37Signals was an avowedly Mac-centric shop until Apple's move to kill home screen web apps led the firm and its very-public-facing co-founder, David Heinemeier Hansson, to declare a "Return to Windows," followed by a stew of Windows/Mac/Linux.
After 37Signals waged a public battle with Apple over its App Store subscription policies, the outcry helped nudge Apple.
Now it seems that 37Signals has pulled its seven cloud-based apps off Amazon Web Services over an argument over absurd premiums for defence against "wild swings or towering peaks in usage."

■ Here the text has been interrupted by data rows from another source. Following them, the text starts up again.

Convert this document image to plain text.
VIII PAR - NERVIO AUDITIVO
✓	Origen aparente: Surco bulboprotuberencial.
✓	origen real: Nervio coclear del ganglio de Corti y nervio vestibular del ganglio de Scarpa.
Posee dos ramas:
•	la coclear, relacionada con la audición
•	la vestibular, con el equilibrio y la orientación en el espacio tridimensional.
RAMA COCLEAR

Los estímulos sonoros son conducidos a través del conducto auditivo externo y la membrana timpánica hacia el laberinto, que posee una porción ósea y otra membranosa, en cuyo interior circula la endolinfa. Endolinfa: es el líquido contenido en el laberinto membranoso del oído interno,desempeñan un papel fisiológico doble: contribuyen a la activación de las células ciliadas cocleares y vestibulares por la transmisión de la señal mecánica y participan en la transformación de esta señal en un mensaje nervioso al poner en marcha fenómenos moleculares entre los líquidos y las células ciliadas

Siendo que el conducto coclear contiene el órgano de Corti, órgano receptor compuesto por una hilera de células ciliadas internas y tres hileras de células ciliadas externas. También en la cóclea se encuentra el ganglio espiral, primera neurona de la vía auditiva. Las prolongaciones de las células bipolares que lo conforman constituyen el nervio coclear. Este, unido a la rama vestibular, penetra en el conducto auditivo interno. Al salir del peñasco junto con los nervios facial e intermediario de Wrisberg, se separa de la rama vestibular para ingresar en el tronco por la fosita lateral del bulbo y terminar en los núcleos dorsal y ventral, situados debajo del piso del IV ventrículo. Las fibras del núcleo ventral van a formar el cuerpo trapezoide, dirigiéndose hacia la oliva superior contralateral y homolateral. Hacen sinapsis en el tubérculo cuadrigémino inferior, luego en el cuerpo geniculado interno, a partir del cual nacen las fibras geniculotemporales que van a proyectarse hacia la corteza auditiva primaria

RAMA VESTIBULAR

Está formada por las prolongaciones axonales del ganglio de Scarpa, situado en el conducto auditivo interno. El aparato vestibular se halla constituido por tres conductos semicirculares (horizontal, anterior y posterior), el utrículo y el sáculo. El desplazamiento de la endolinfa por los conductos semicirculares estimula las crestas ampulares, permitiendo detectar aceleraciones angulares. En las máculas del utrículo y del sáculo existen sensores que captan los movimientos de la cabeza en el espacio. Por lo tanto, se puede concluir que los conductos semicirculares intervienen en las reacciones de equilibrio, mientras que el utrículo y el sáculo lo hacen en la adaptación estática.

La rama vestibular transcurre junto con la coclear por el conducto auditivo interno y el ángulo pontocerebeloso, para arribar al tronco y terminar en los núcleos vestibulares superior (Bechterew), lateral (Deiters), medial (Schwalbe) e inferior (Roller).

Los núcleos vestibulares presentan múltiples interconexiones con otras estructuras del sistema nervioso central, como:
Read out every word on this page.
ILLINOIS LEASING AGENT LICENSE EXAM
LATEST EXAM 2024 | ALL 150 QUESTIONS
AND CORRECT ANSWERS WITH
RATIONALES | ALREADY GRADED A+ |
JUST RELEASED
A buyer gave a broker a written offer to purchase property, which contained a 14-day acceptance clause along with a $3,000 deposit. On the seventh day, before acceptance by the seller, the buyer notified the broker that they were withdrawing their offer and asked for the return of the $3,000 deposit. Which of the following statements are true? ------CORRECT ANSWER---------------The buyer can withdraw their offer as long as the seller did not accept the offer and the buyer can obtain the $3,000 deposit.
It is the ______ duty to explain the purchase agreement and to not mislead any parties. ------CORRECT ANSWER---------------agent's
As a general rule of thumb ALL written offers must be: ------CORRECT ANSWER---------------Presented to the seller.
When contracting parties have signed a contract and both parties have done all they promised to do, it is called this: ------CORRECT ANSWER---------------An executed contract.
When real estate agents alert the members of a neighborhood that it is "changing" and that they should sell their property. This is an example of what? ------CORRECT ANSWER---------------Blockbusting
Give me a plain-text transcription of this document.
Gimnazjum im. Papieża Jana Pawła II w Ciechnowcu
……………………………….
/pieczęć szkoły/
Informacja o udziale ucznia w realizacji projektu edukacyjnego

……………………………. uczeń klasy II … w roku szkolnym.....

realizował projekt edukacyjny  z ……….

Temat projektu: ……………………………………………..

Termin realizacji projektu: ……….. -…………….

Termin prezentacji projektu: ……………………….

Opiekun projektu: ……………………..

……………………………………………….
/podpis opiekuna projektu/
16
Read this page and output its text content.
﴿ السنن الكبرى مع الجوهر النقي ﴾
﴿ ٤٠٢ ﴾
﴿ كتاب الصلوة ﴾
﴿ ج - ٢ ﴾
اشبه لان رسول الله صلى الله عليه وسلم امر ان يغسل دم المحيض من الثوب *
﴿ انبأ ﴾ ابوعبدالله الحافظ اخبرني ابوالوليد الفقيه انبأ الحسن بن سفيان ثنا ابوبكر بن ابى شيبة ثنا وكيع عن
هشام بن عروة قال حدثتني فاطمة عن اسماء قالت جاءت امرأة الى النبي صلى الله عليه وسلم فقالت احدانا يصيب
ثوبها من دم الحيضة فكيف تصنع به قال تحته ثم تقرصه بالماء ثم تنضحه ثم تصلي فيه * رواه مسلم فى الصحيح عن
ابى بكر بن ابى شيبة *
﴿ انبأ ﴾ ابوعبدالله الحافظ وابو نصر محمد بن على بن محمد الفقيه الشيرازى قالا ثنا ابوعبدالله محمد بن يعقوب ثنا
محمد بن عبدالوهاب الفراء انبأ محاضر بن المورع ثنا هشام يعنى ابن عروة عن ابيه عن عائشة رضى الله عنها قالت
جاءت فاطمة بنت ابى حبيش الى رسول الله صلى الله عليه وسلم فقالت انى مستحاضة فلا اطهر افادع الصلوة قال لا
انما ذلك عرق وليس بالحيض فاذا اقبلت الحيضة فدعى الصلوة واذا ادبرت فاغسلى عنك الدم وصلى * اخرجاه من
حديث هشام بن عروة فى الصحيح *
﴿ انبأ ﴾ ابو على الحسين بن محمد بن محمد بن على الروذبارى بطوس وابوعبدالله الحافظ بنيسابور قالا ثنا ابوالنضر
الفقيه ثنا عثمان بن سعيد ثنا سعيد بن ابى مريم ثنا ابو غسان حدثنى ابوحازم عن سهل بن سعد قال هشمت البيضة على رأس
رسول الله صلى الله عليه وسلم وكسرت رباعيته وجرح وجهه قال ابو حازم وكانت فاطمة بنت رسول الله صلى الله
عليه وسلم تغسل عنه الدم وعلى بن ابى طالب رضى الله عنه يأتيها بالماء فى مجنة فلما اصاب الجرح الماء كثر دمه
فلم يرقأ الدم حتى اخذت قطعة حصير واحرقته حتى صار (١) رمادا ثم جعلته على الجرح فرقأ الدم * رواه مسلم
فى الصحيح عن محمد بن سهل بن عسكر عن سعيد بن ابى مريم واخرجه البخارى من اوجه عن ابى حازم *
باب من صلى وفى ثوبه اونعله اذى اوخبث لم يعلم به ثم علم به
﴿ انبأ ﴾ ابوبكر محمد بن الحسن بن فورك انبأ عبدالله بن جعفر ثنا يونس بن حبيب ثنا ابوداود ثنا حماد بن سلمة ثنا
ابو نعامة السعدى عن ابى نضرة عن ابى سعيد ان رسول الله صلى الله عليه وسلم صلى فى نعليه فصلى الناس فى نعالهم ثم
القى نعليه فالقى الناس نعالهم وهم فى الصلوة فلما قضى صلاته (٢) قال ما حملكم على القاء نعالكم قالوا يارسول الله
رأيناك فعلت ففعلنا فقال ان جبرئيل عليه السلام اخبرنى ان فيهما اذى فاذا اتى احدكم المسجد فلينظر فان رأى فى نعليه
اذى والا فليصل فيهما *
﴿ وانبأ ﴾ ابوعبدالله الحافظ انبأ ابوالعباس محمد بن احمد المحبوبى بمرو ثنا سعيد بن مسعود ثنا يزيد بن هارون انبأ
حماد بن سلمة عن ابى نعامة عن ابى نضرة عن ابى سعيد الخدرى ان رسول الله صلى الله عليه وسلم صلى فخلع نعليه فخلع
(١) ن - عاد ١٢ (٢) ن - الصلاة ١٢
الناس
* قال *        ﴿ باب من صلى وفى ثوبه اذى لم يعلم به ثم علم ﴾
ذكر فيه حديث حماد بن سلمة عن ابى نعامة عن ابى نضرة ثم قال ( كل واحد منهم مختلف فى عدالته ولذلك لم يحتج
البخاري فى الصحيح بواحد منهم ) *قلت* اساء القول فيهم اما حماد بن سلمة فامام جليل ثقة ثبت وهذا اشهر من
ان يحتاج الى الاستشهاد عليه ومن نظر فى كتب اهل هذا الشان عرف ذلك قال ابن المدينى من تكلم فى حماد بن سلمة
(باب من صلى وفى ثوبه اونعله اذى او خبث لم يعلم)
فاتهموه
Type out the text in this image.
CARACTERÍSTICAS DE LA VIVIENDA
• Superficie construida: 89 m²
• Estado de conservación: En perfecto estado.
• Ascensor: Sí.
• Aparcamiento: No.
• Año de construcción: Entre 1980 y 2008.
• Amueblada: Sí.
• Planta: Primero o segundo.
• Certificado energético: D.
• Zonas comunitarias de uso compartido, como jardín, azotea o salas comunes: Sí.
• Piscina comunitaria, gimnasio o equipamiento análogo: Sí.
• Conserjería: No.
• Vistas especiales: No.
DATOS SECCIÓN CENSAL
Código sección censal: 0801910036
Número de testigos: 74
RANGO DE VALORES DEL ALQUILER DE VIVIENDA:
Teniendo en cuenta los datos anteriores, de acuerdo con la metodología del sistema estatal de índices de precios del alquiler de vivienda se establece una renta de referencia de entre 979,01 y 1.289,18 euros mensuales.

When the decision was announced, Hansson wrote that 37Signals was expected to save $7 million over five years by buying more than $600,000 worth of Dell server gear and hosting its apps.
Now Hansson had an update: it's more like $10 million, although it cost $800,000 in gear.
By squeezing more hardware into existing racks and power allowances, estimating seven years' life for that hardware, and eventually transferring its 10 petabytes of S3 storage into a dual-DC Pure Storage flash array, 37Signals expects to save money, run faster, and have more storage available.
"The motto of the 2010s and early 2020s -- all-cloud, everything, all the time -- seems to have peaked finally," Hansson writes. "And thank heavens for that!"
He adds the caveat that companies with "enormous fluctuations in load” and those in early or uncertain stages still have a place in the cloud.